Mit energischen Schritten stürmte
Mutter
in das Büro des Wehrmeldeamtes. Unerschrocken knallte diese kleine Frau den
Einberufungsbescheid auf den großen Schreibtisch des Kommandeurs, deutete auf mich und
sagte mit leiser, doch unnachgiebiger Stimme: Mich könnt ihr haben, aber diesen kriegt ihr nicht!
War es Zufall, war es das mutige Einschreiten der Mutter oder sogar göttliche Fügung?
Die Zurückweisung des Stellungsbefehls blieb folgenlos. Der grausame Krieg verschonte Gerhard
Thomys. Warum ausgerechnet ich? Bis zum Ende seines Lebens trug dieser gläubige und
aufrechte Mann schwer an dieser Frage. Doch er hatte sich fest vorgenommen: Wenn ich einst vor
meinen Schöpfer trete, dann werde ich Gott genau diese Frage stellen!
Fünfundsiebzig Jahre weitere Jahre sollten vergehen, ehe er dazu Gelegenheit bekam.

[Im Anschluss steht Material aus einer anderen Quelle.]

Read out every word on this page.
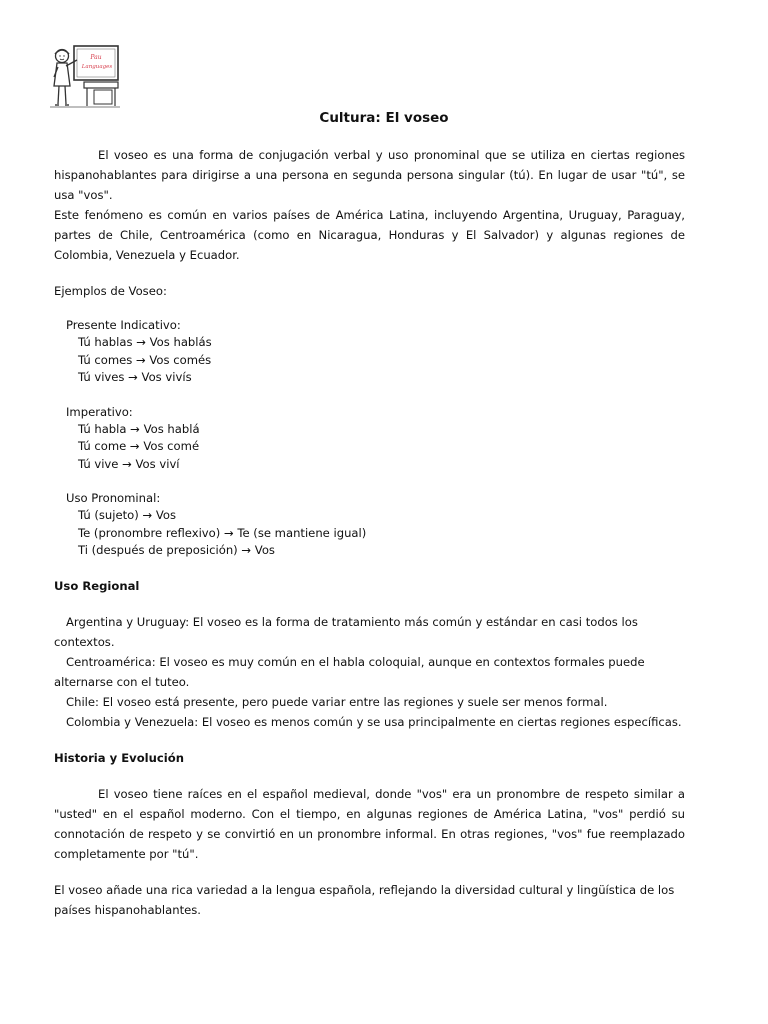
Pau
Languages
Cultura: El voseo

El voseo es una forma de conjugación verbal y uso pronominal que se utiliza en ciertas regiones hispanohablantes para dirigirse a una persona en segunda persona singular (tú). En lugar de usar "tú", se usa "vos".
Este fenómeno es común en varios países de América Latina, incluyendo Argentina, Uruguay, Paraguay, partes de Chile, Centroamérica (como en Nicaragua, Honduras y El Salvador) y algunas regiones de Colombia, Venezuela y Ecuador.

Ejemplos de Voseo:

Presente Indicativo:

Tú hablas → Vos hablás

Tú comes → Vos comés

Tú vives → Vos vivís

Imperativo:

Tú habla → Vos hablá

Tú come → Vos comé

Tú vive → Vos viví

Uso Pronominal:

Tú (sujeto) → Vos

Te (pronombre reflexivo) → Te (se mantiene igual)

Ti (después de preposición) → Vos

Uso Regional

Argentina y Uruguay: El voseo es la forma de tratamiento más común y estándar en casi todos los contextos.

Centroamérica: El voseo es muy común en el habla coloquial, aunque en contextos formales puede alternarse con el tuteo.

Chile: El voseo está presente, pero puede variar entre las regiones y suele ser menos formal.

Colombia y Venezuela: El voseo es menos común y se usa principalmente en ciertas regiones específicas.

Historia y Evolución

El voseo tiene raíces en el español medieval, donde "vos" era un pronombre de respeto similar a "usted" en el español moderno. Con el tiempo, en algunas regiones de América Latina, "vos" perdió su connotación de respeto y se convirtió en un pronombre informal. En otras regiones, "vos" fue reemplazado completamente por "tú".

El voseo añade una rica variedad a la lengua española, reflejando la diversidad cultural y lingüística de los países hispanohablantes.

Gerhard Thomys hat diese Zeit genutzt. Für ihn war sein gerettetes Leben ein Geschenk. Dafür
war er Gott von Herzen dankbar. Und gleichzeitig sah er es als besondere Aufgabe, der er sich an
jedem Tag seines Lebens neu stellen wollte: Wenn Gott mich behütet und gesegnet hat,
dann muss ich diesen Segen weiter schenken! Davon war er überzeugt und so lebte er.
Gerhard war ein Segen für seine große liebenswerte Familie, für die Menschen, denen er
begegnete, für unsere Gemeinde und für mich. Ich habe ihn bewundert, diesen gradlinigen und
manchmal auch strengen, diesen hilfsbereiten und zuverlässigen, diesen gerechten und
würdevollen alten Mann.
Gerhard
Thomys ist seinem Versprechen treu geblieben bis zum letzten Augenblick
seines
Lebens. Bis zu jenem Ostermorgen, als Gott ihn von einem Moment auf den anderen zu sich rief.
Seinen Koffer hatte er nicht mitgenommen. Der blieb zurück.
Als Erinnerung an die Lebensleistung eines Menschen, von der ich heute erzählt habe.
Als Erinnerung an die Lebensleistungen unzähliger Frauen und Männer seiner
Generation, denen wir den Frieden, die Freiheit und die Demokratie verdanken.
Möge dieser Segen allen Menschen unseres Landes Geschenk sein und Aufgabe bleiben.